A role for DNA polymerase in the specificity of nucleotide incorporation opposite N-acetyl-2-aminofluorene adducts.

Escherichia coli DNA polymerase I (Klenow fragment), DNA polymerase alpha from both calf thymus and human lymphoma cells and DNA polymerase beta from calf thymus and Novikoff hepatoma cells can incorporate nucleotides opposite N-guanin-8-yl-acetyl-2-aminofluorene in DNA. The polymerases incorporate dCTP opposite some AAF-dG lesions when Mg2+ is the divalent cation.

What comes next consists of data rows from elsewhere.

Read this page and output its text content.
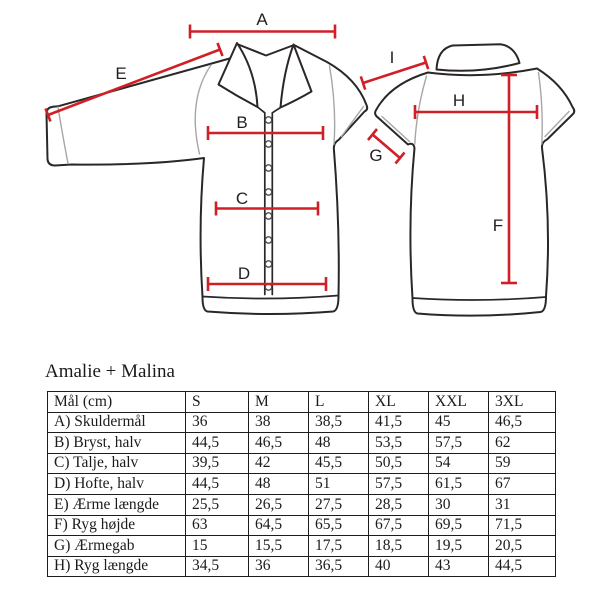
A
E
B
C
D
I
G
H
F
Amalie + Malina
Mål (cm)	S	M	L	XL	XXL	3XL
A) Skuldermål	36	38	38,5	41,5	45	46,5
B) Bryst, halv	44,5	46,5	48	53,5	57,5	62
C) Talje, halv	39,5	42	45,5	50,5	54	59
D) Hofte, halv	44,5	48	51	57,5	61,5	67
E) Ærme længde	25,5	26,5	27,5	28,5	30	31
F) Ryg højde	63	64,5	65,5	67,5	69,5	71,5
G) Ærmegab	15	15,5	17,5	18,5	19,5	20,5
H) Ryg længde	34,5	36	36,5	40	43	44,5
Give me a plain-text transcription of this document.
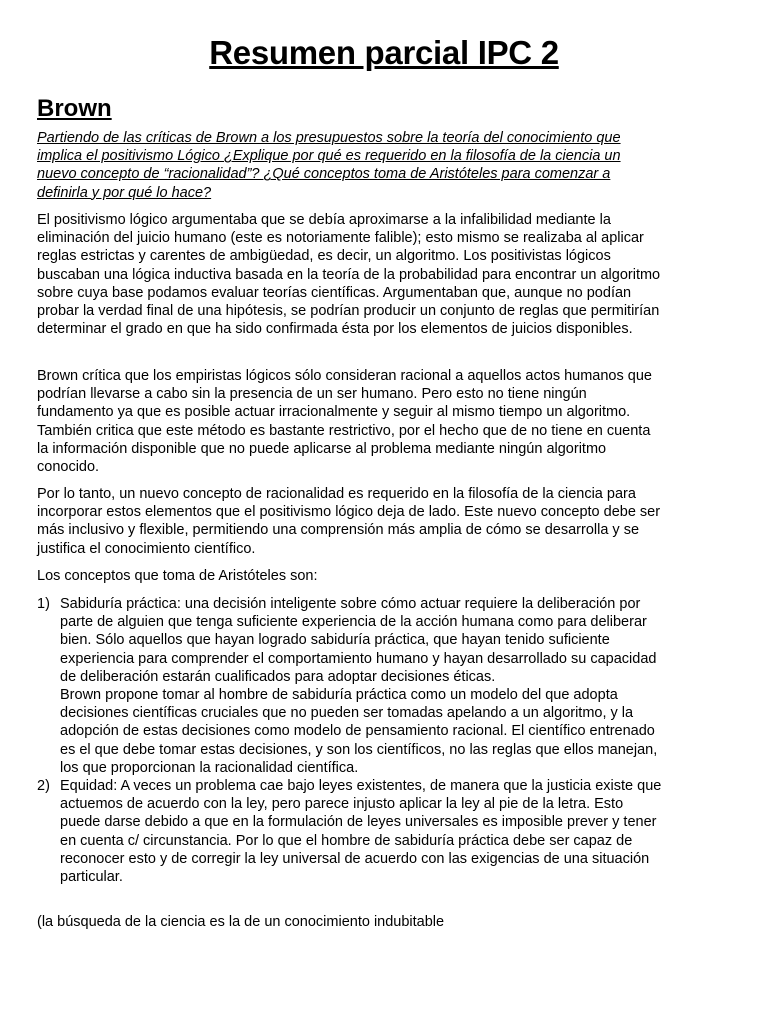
Resumen parcial IPC 2
Brown

Partiendo de las críticas de Brown a los presupuestos sobre la teoría del conocimiento que implica el positivismo Lógico ¿Explique por qué es requerido en la filosofía de la ciencia un nuevo concepto de “racionalidad”? ¿Qué conceptos toma de Aristóteles para comenzar a definirla y por qué lo hace?

El positivismo lógico argumentaba que se debía aproximarse a la infalibilidad mediante la eliminación del juicio humano (este es notoriamente falible); esto mismo se realizaba al aplicar reglas estrictas y carentes de ambigüedad, es decir, un algoritmo. Los positivistas lógicos buscaban una lógica inductiva basada en la teoría de la probabilidad para encontrar un algoritmo sobre cuya base podamos evaluar teorías científicas. Argumentaban que, aunque no podían probar la verdad final de una hipótesis, se podrían producir un conjunto de reglas que permitirían determinar el grado en que ha sido confirmada ésta por los elementos de juicios disponibles.

Brown crítica que los empiristas lógicos sólo consideran racional a aquellos actos humanos que podrían llevarse a cabo sin la presencia de un ser humano. Pero esto no tiene ningún fundamento ya que es posible actuar irracionalmente y seguir al mismo tiempo un algoritmo. También critica que este método es bastante restrictivo, por el hecho que de no tiene en cuenta la información disponible que no puede aplicarse al problema mediante ningún algoritmo conocido.

Por lo tanto, un nuevo concepto de racionalidad es requerido en la filosofía de la ciencia para incorporar estos elementos que el positivismo lógico deja de lado. Este nuevo concepto debe ser más inclusivo y flexible, permitiendo una comprensión más amplia de cómo se desarrolla y se justifica el conocimiento científico.

Los conceptos que toma de Aristóteles son:

1) Sabiduría práctica: una decisión inteligente sobre cómo actuar requiere la deliberación por parte de alguien que tenga suficiente experiencia de la acción humana como para deliberar bien. Sólo aquellos que hayan logrado sabiduría práctica, que hayan tenido suficiente experiencia para comprender el comportamiento humano y hayan desarrollado su capacidad de deliberación estarán cualificados para adoptar decisiones éticas.

Brown propone tomar al hombre de sabiduría práctica como un modelo del que adopta decisiones científicas cruciales que no pueden ser tomadas apelando a un algoritmo, y la adopción de estas decisiones como modelo de pensamiento racional. El científico entrenado es el que debe tomar estas decisiones, y son los científicos, no las reglas que ellos manejan, los que proporcionan la racionalidad científica.

2) Equidad: A veces un problema cae bajo leyes existentes, de manera que la justicia existe que actuemos de acuerdo con la ley, pero parece injusto aplicar la ley al pie de la letra. Esto puede darse debido a que en la formulación de leyes universales es imposible prever y tener en cuenta c/ circunstancia. Por lo que el hombre de sabiduría práctica debe ser capaz de reconocer esto y de corregir la ley universal de acuerdo con las exigencias de una situación particular.

(la búsqueda de la ciencia es la de un conocimiento indubitable
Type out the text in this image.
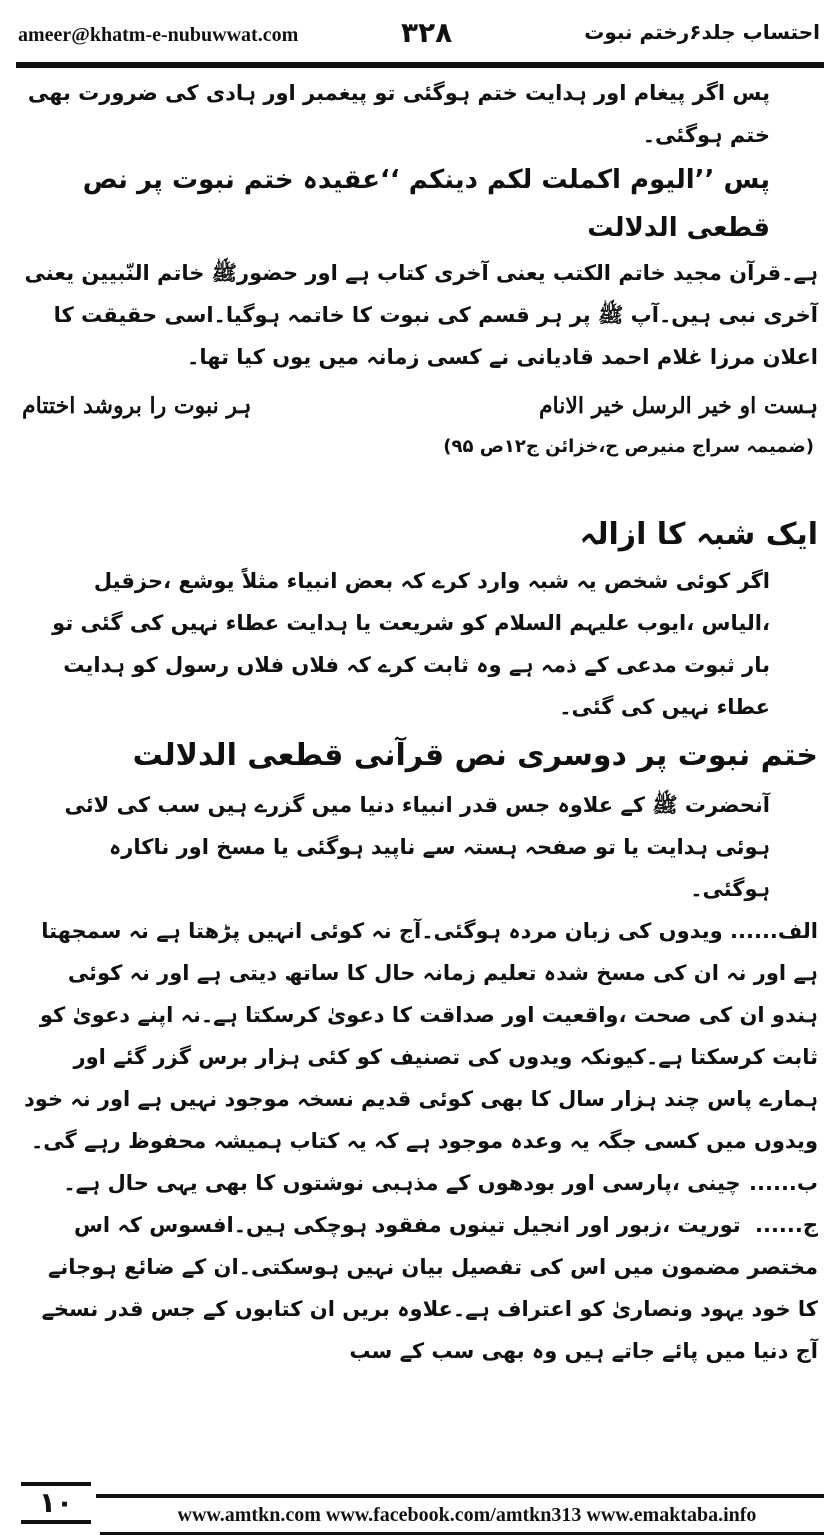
ameer@khatm-e-nubuwwat.com	۳۲۸	احتساب جلد۶رختم نبوت

پس اگر پیغام اور ہدایت ختم ہوگئی تو پیغمبر اور ہادی کی ضرورت بھی ختم ہوگئی۔

پس ’’الیوم اکملت لکم دینکم ‘‘عقیدہ ختم نبوت پر نص قطعی الدلالت

ہے۔قرآن مجید خاتم الکتب یعنی آخری کتاب ہے اور حضورﷺ خاتم النّبیین یعنی آخری نبی ہیں۔آپ ﷺ پر ہر قسم کی نبوت کا خاتمہ ہوگیا۔اسی حقیقت کا اعلان مرزا غلام احمد قادیانی نے کسی زمانہ میں یوں کیا تھا۔

ہست او خیر الرسل خیر الانام
ہر نبوت را بروشد اختتام
(ضمیمہ سراج منیرص ح،خزائن ج۱۲ص ۹۵)
ایک شبہ کا ازالہ

اگر کوئی شخص یہ شبہ وارد کرے کہ بعض انبیاء مثلاً یوشع ،حزقیل ،الیاس ،ایوب علیہم السلام کو شریعت یا ہدایت عطاء نہیں کی گئی تو بار ثبوت مدعی کے ذمہ ہے وہ ثابت کرے کہ فلاں فلاں رسول کو ہدایت عطاء نہیں کی گئی۔

ختم نبوت پر دوسری نص قرآنی قطعی الدلالت

آنحضرت ﷺ کے علاوہ جس قدر انبیاء دنیا میں گزرے ہیں سب کی لائی ہوئی ہدایت یا تو صفحہ ہستہ سے ناپید ہوگئی یا مسخ اور ناکارہ ہوگئی۔

الف...... ویدوں کی زبان مردہ ہوگئی۔آج نہ کوئی انہیں پڑھتا ہے نہ سمجھتا ہے اور نہ ان کی مسخ شدہ تعلیم زمانہ حال کا ساتھ دیتی ہے اور نہ کوئی ہندو ان کی صحت ،واقعیت اور صداقت کا دعویٰ کرسکتا ہے۔نہ اپنے دعویٰ کو ثابت کرسکتا ہے۔کیونکہ ویدوں کی تصنیف کو کئی ہزار برس گزر گئے اور ہمارے پاس چند ہزار سال کا بھی کوئی قدیم نسخہ موجود نہیں ہے اور نہ خود ویدوں میں کسی جگہ یہ وعدہ موجود ہے کہ یہ کتاب ہمیشہ محفوظ رہے گی۔

ب...... چینی ،پارسی اور بودھوں کے مذہبی نوشتوں کا بھی یہی حال ہے۔

ج...... توریت ،زبور اور انجیل تینوں مفقود ہوچکی ہیں۔افسوس کہ اس مختصر مضمون میں اس کی تفصیل بیان نہیں ہوسکتی۔ان کے ضائع ہوجانے کا خود یہود ونصاریٰ کو اعتراف ہے۔علاوہ بریں ان کتابوں کے جس قدر نسخے آج دنیا میں پائے جاتے ہیں وہ بھی سب کے سب

۱۰	www.amtkn.com www.facebook.com/amtkn313 www.emaktaba.info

Substitution of Mn2+ for Mg2+ broadens the specificity of insertion: E. coli DNA polymerase I (Klenow fragment) also inserts A, and at specific sites G or T; DNA polymerase alpha inserts any of the four dNTPs with A and C incorporated preferentially to G and T. Polymerase beta is specific, inserting mainly C even in the presence of Mn2+. The Km for addition of dATP opposite a lesion by E. coli polymerase I (Klenow fragment) in the presence of Mn2+ is about 0.5 mM. dNMPs increase the insertion of nucleotides opposite AAF-dG in the presence of Mg2+ and increase both the rate and number of sites at which incorporation occurs in the presence of Mn2+. dNTP alpha S and recA protein increase only the insertion of C. We suppose that the incorporation of dCTP reflects normal base-pairing with the AAF-deoxyguanine in the anti conformation, whereas insertion of the other nucleotides (including some of the C) reflects insertion opposite the AAF adduct in its preferred syn conformation. The fact that the DNA polymerase plays a role in determining the specificity of insertion opposite a lesion terminating DNA synthesis suggests that the spectrum of base substitution mutagenesis seen in vivo may reflect the properties of the protein components, including the polymerase, involved in bypass synthesis.